While a student death from the disease could trigger a school closure, it seems that a staff or faculty member's death would not. In early July, a UT Austin custodial service worker died from the virus, the first COVID-19 death on campus.

Chris Marsicano, a professor at Davidson College in North Carolina, is studying institutional responses to COVID-19. He has not heard of a similar phased approach to shutting down by any other university, he said.

Marsicano called the shutdown list a "brilliant strategic move" because he said it creates an "accountability mechanism" that can potentially ward off campus closure.

In-person tuition

Some schools are taking measures to offer in-person teaching. Rice University in Houston is building nine temporary shelters-four temporary structures and five open-sided tents-to allow for social distancing.

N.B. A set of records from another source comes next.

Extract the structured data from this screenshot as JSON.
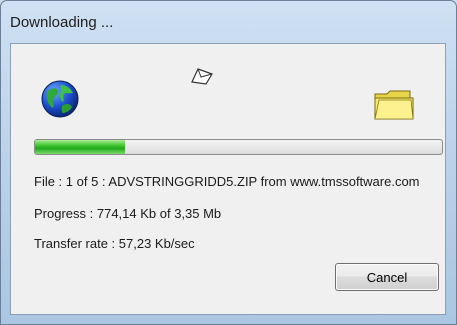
{
  "window": {
    "title": "Downloading ..."
  },
  "icons": {
    "source": "globe-icon",
    "transfer": "paper-icon",
    "destination": "folder-icon"
  },
  "progress": {
    "fraction": 0.22,
    "fill_color": "#3ec42e"
  },
  "info": {
    "file_line": "File : 1 of 5 : ADVSTRINGGRIDD5.ZIP from www.tmssoftware.com",
    "progress_line": "Progress : 774,14 Kb of 3,35 Mb",
    "rate_line": "Transfer rate : 57,23 Kb/sec"
  },
  "buttons": {
    "cancel": "Cancel"
  }
}
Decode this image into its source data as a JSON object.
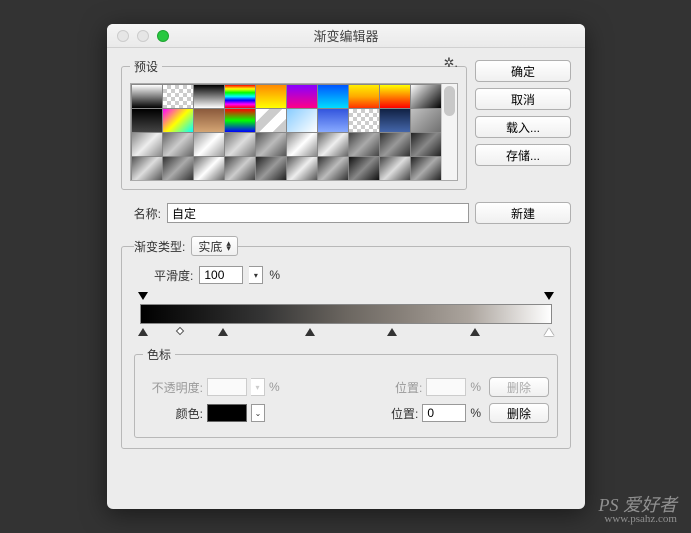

"These more open spaces will accommodate larger classes, up to 25, and events, up to 50, for now with proper social distancing," said David Leebron, president of Rice University.

Rice also arranged for students from China who cannot get to Texas to take courses and live on campus at Southern University of Science and Technology in Shenzhen. "We look forward to welcoming them at a later date," Leebron said. "Keeping everyone safe has required massive planning: reducing the number of people on campus, reconfiguring classrooms, arranging for frequent testing based on risk and implementing contact tracing."

He estimated the cost of all such measures will exceed $15 million.

Students and faculty coming to the campus will have to sign pledges "regarding their behavior, and, in particular, wearing masks and keeping physically distanced, to reduce the spread of the disease", Leebron said.

He said that 77 percent of the student population will be in Houston for the coming semester and that about 40 percent of that total will live on campus.

Despite measures Rice is taking to ensure a safe environment, some question the wisdom of in-person learning during a pandemic.

Moshe Vardi, a Rice professor, opposes it. In an open letter to the school's online newspaper, he said Houston "is simply not safe right now" and said that he doubts students will follow the guidelines.